The present invention relates to translation circuits which respond linearly to logarithmic changes in input signals and, more particularly, to a wide-range logarithmic responding circuit which can be used to provide a voltmeter transducer analyzer which is sensitive to input signals which may vary over a 10 decade range.
Transducer analyzing devices such as voltmeters which respond linearly to decibel changes in input signals are known and have been widely used in the art. These prior art voltmeters are of limited usefulness, however, as their dynamic ranges are particularly limited, e.g. 40 to 60 db. Further, the sensitivity of these prior art voltmeters is typically limited to one millivolt; and in order to extend the dynamic range of these voltmeters to levels below one millivolt, an additional or "outboard" preamplifier is required.
These prior art voltmeters are typically arranged to first rectify the incoming signal to provide a "one-quadrant", unidirectional or D.C. interim signal, and thereafter a D.C.-coupled, one-quadrant logarithmic converter or amplifier is used to provide an output signal to a display device or meter. In addition to having limited sensitivity, these prior art voltmeters suffer with several disadvantages. For example, due to the use of DC-coupled circuitry, compensation circuitry for component and temperature variations is necessarily sophisticated and complex; the dynamic range is limited to a range of about 40 to 60 db maximum. Further, when the input signal is removed from the voltmeter, the output display meter either fluctuates wildly or its moving member remains pinned against the left meter stop; overall frequency response is limited as each voltmeter stage must exhibit very wideband frequency characteristics if the cascaded combination of stages is to be wideband; and, input signal levels below approximately one millivolt require external preamplification.

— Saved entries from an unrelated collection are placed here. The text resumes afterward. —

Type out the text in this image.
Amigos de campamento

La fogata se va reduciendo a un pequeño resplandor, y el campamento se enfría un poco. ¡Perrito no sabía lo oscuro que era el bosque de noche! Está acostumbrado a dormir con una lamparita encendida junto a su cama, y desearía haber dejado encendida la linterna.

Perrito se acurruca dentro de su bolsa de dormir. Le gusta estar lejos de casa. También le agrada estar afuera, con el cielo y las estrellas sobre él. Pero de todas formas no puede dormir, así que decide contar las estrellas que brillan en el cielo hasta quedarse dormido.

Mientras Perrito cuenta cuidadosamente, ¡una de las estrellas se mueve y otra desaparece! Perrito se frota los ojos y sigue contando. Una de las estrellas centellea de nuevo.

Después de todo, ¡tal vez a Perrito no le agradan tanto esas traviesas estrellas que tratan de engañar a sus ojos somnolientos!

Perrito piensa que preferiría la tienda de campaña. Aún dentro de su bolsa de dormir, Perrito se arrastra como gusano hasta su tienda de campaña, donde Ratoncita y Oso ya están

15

These and other disadvantages are overcome by the present invention wherein the input signal is first A.C. logarithmically amplified and converted; thereafter, the A.C. output of the converter is rectified and then applied to the output display device or meter. Accordingly, in accordance with the present invention, only one stage need be DC-coupled; D.C. rectification of the converter output signal is relatively simple as the levels thereat are relatively high; stringent frequency response considerations are primarily applicable to only one stage, i.e., the A.C. logarithmic converter stage; and, overall accuracy of the output indication is largely dependent only on one stage, again the logarithmic conversion stage. Further advantages provided by the present invention are that relatively simple circuitry can be deployed, and very low power drain is attained.